- The Washington Times - Saturday, January 12, 2019

Alex Jones on Friday lost his bid to shield internal Infowars records sought by lawyers suing him on behalf of the families of several victims of the 2012 Sandy Hook Elementary School massacre in Newtown, Connecticut.

Ruling from Connecticut State Superior Court, Judge Barbara Bellis granted requests for business documents desired by attorneys suing the Texas-based media personality and Infowars publisher for defamation.

“From the beginning, we have alleged that Alex Jones and his financial network trafficked in lies and hate in order to profit from the grief of Sandy Hook families. That is what we intend to prove, and today’s ruling advances that effort,” said Chris Mattei, an attorney representing plaintiffs in the lawsuit.

“We look forward to gaining access to Infowars’ internal marketing and financial documents to show that Jones has built an empire as nothing more than a conspiracy profiteer, as alleged in our complaint,” Mr. Mattei said in a statement.

Marc Randazza, an attorney representing Mr. Jones in the case, told The Washington Times that the eventual outcome could have far-reaching First Amendment implications.

Mr. Jones interviewed people who question certain elements of the official narrative. If this case is successful, nobody will be able to do that anymore,” Mr. Randazza told The Times.

Lawyers representing the families of several victims of the Sandy Hook filed the civil suit in May 2018, seeking damages over what they called a “years-long campaign of abusive and outrageous false statements.”

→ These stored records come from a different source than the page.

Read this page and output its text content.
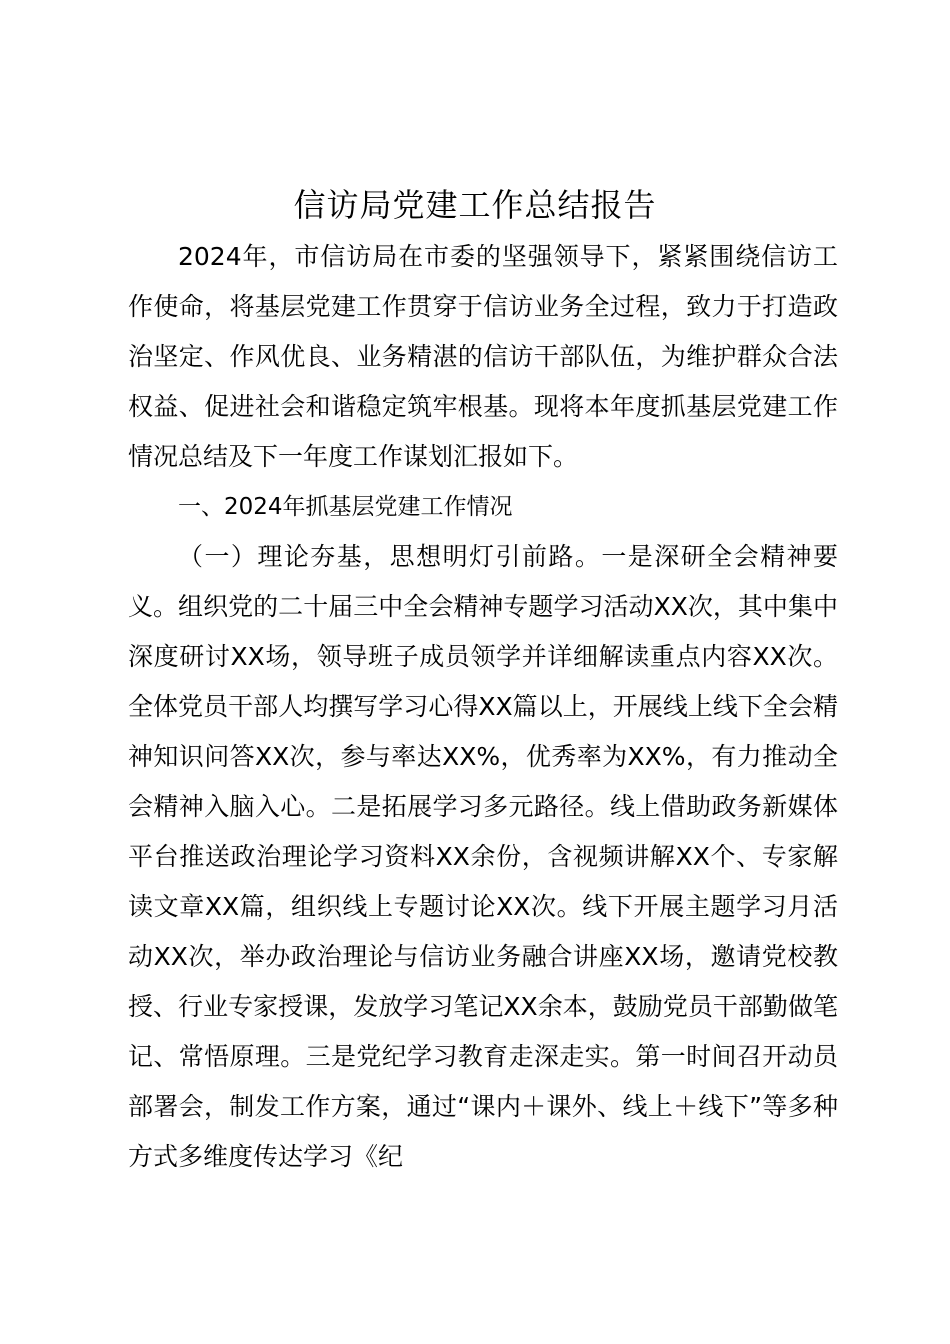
信访局党建工作总结报告

2024年，市信访局在市委的坚强领导下，紧紧围绕信访工作使命，将基层党建工作贯穿于信访业务全过程，致力于打造政治坚定、作风优良、业务精湛的信访干部队伍，为维护群众合法权益、促进社会和谐稳定筑牢根基。现将本年度抓基层党建工作情况总结及下一年度工作谋划汇报如下。

一、2024年抓基层党建工作情况

（一）理论夯基，思想明灯引前路。一是深研全会精神要义。组织党的二十届三中全会精神专题学习活动XX次，其中集中深度研讨XX场，领导班子成员领学并详细解读重点内容XX次。全体党员干部人均撰写学习心得XX篇以上，开展线上线下全会精神知识问答XX次，参与率达XX%，优秀率为XX%，有力推动全会精神入脑入心。二是拓展学习多元路径。线上借助政务新媒体平台推送政治理论学习资料XX余份，含视频讲解XX个、专家解读文章XX篇，组织线上专题讨论XX次。线下开展主题学习月活动XX次，举办政治理论与信访业务融合讲座XX场，邀请党校教授、行业专家授课，发放学习笔记XX余本，鼓励党员干部勤做笔记、常悟原理。三是党纪学习教育走深走实。第一时间召开动员部署会，制发工作方案，通过“课内＋课外、线上＋线下”等多种方式多维度传达学习《纪
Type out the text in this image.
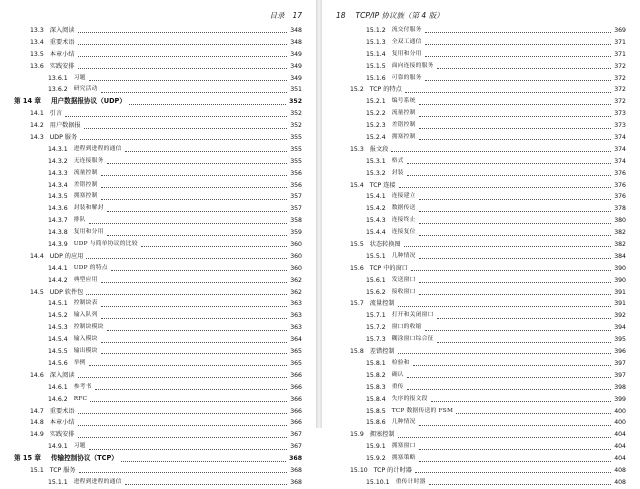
目录 17
13.3 深入阅读	348
13.4 重要术语	348
13.5 本章小结	349
13.6 实践安排	349
13.6.1 习题	349
13.6.2 研究活动	351
第 14 章 用户数据报协议（UDP）	352
14.1 引言	352
14.2 用户数据报	352
14.3 UDP 服务	355
14.3.1 进程到进程的通信	355
14.3.2 无连接服务	355
14.3.3 流量控制	356
14.3.4 差错控制	356
14.3.5 拥塞控制	357
14.3.6 封装和解封	357
14.3.7 排队	358
14.3.8 复用和分用	359
14.3.9 UDP 与简单协议的比较	360
14.4 UDP 的应用	360
14.4.1 UDP 的特点	360
14.4.2 典型应用	362
14.5 UDP 软件包	362
14.5.1 控制块表	363
14.5.2 输入队列	363
14.5.3 控制块模块	363
14.5.4 输入模块	364
14.5.5 输出模块	365
14.5.6 举例	365
14.6 深入阅读	366
14.6.1 参考书	366
14.6.2 RFC	366
14.7 重要术语	366
14.8 本章小结	366
14.9 实践安排	367
14.9.1 习题	367
第 15 章 传输控制协议（TCP）	368
15.1 TCP 服务	368
15.1.1 进程到进程的通信	368
18 TCP/IP 协议族（第 4 版）
15.1.2 流交付服务	369
15.1.3 全双工通信	371
15.1.4 复用和分用	371
15.1.5 面向连接的服务	372
15.1.6 可靠的服务	372
15.2 TCP 的特点	372
15.2.1 编号系统	372
15.2.2 流量控制	373
15.2.3 差错控制	373
15.2.4 拥塞控制	374
15.3 报文段	374
15.3.1 格式	374
15.3.2 封装	376
15.4 TCP 连接	376
15.4.1 连接建立	376
15.4.2 数据传送	378
15.4.3 连接终止	380
15.4.4 连接复位	382
15.5 状态转换图	382
15.5.1 几种情况	384
15.6 TCP 中的窗口	390
15.6.1 发送窗口	390
15.6.2 接收窗口	391
15.7 流量控制	391
15.7.1 打开和关闭窗口	392
15.7.2 窗口的收缩	394
15.7.3 糊涂窗口综合征	395
15.8 差错控制	396
15.8.1 检验和	397
15.8.2 确认	397
15.8.3 重传	398
15.8.4 失序的报文段	399
15.8.5 TCP 数据传送的 FSM	400
15.8.6 几种情况	400
15.9 拥塞控制	404
15.9.1 拥塞窗口	404
15.9.2 拥塞策略	404
15.10 TCP 的计时器	408
15.10.1 重传计时器	408
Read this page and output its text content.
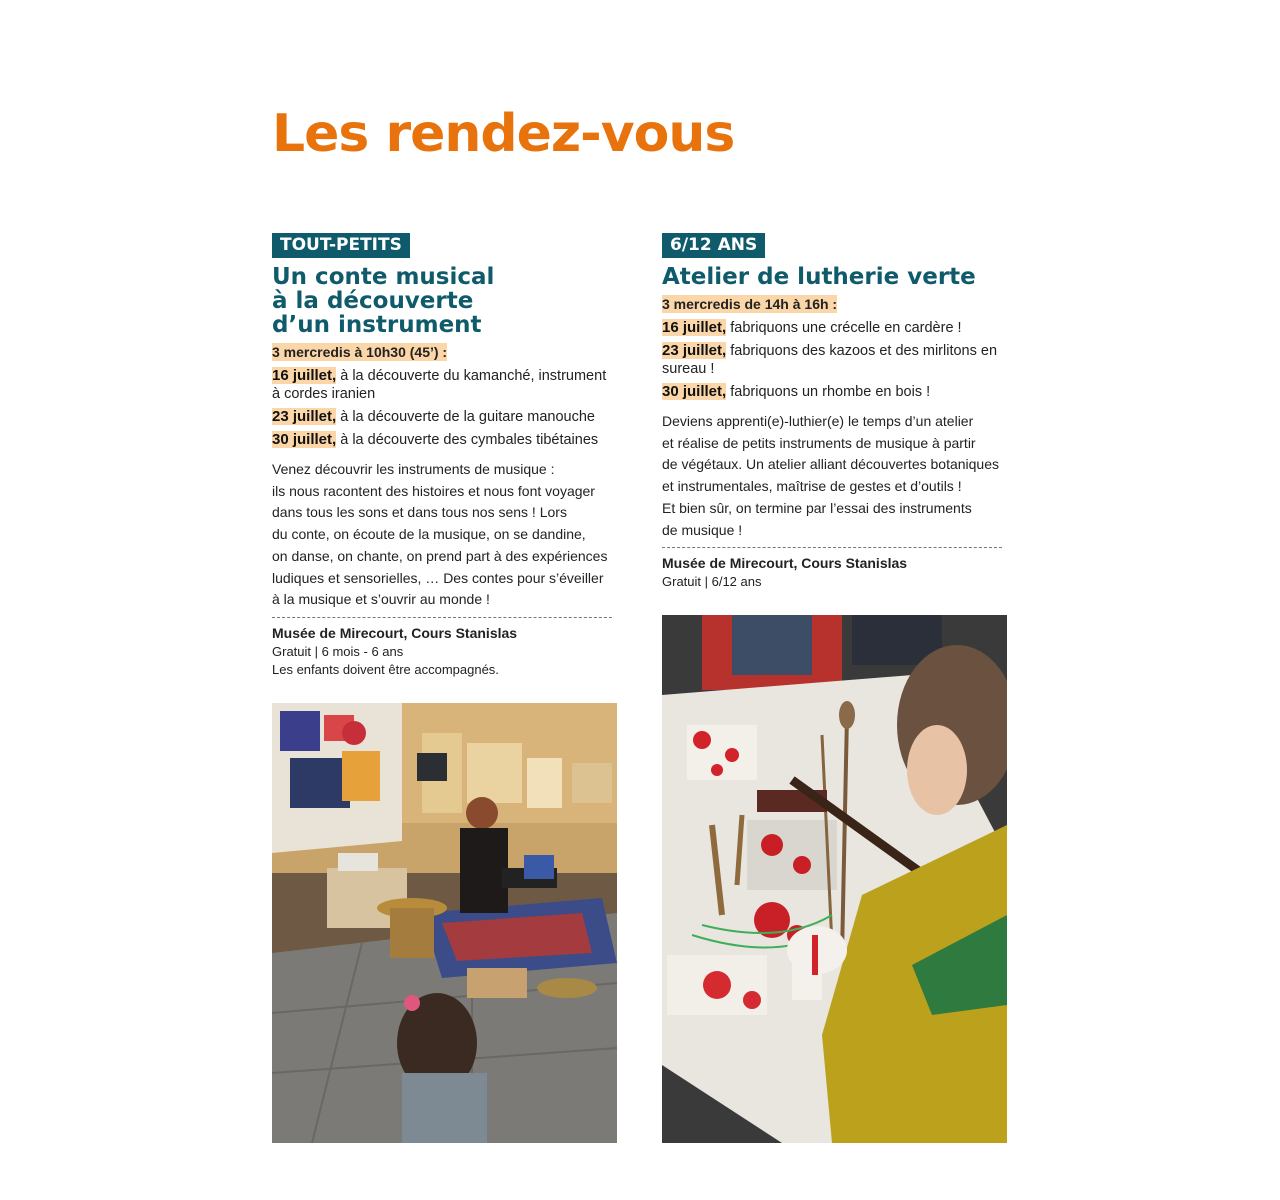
Les rendez-vous
TOUT-PETITS
Un conte musical
à la découverte
d’un instrument
3 mercredis à 10h30 (45’) :
16 juillet, à la découverte du kamanché, instrument à cordes iranien
23 juillet, à la découverte de la guitare manouche
30 juillet, à la découverte des cymbales tibétaines
Venez découvrir les instruments de musique :
ils nous racontent des histoires et nous font voyager
dans tous les sons et dans tous nos sens ! Lors
du conte, on écoute de la musique, on se dandine,
on danse, on chante, on prend part à des expériences
ludiques et sensorielles, … Des contes pour s’éveiller
à la musique et s’ouvrir au monde !
Musée de Mirecourt, Cours Stanislas
Gratuit | 6 mois - 6 ans
Les enfants doivent être accompagnés.
6/12 ANS
Atelier de lutherie verte
3 mercredis de 14h à 16h :
16 juillet, fabriquons une crécelle en cardère !
23 juillet, fabriquons des kazoos et des mirlitons en sureau !
30 juillet, fabriquons un rhombe en bois !
Deviens apprenti(e)-luthier(e) le temps d’un atelier
et réalise de petits instruments de musique à partir
de végétaux. Un atelier alliant découvertes botaniques
et instrumentales, maîtrise de gestes et d’outils !
Et bien sûr, on termine par l’essai des instruments
de musique !
Musée de Mirecourt, Cours Stanislas
Gratuit | 6/12 ans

“Even though overwhelming — and indisputable — evidence exists showing exactly what happened at Sandy Hook Elementary School on Dec. 14, 2012, certain individuals have persistently perpetuated a monstrous, unspeakable lie: that the Sandy Hook shooting was staged, and that the families who lost loved ones that day are actors who faked their relatives’ deaths,” attorneys for the plaintiffs alleged previously.

Authorities determined Adam Lanza, a 20-year-old former Sandy Hook student, fatally shot his mother at their Newtown home prior to killing 20 children, six adults and himself during one of the deadliest school shootings in U.S. history.

Mr. Jones has previously referred to the massacre as a “giant hoax,” and his Infowars website has published videos with titles including “Sandy Hook Shooting Exposed As a Fraud” and “Sandy Hook was a Total False Flag!”

“I believe Sandy Hook happened,” Mr. Jones clarified last year. “I’ve been telling the parents for years I believe their children died, and quite frankly, they know that.”

Alex Jones and Infowars are not responsible for this tragedy,” defense lawyers previously argued in the case. “To punish them for First Amendment protected speech on this matter of public concern will not bring back the lives lost.”

Lawyers suing Mr. Jones in the case had requested access to Infowars documents including internal communications involving the shooting, business and marketing plans and web analytics, among other material. They filed a separate motion later Friday asking Judge Bellis to clarify her order granting discovery.

A future hearing will determine when attorneys for the plaintiffs may depose Mr. Jones, the judge ruled.

Mr. Jones, 44, launched Infowars in 1999 and while an outlier in terms of the mainstream of conservative radio, he’s nonetheless garnered the attention of prominent political figures on the right.

He interviewed then-presidential candidate Donald Trump on his program in 2015, and Roger Stone, Mr. Trump’s former election campaign adviser, is a regular Infowars contributor.

“Your reputation is amazing,” Mr. Trump said during the segment.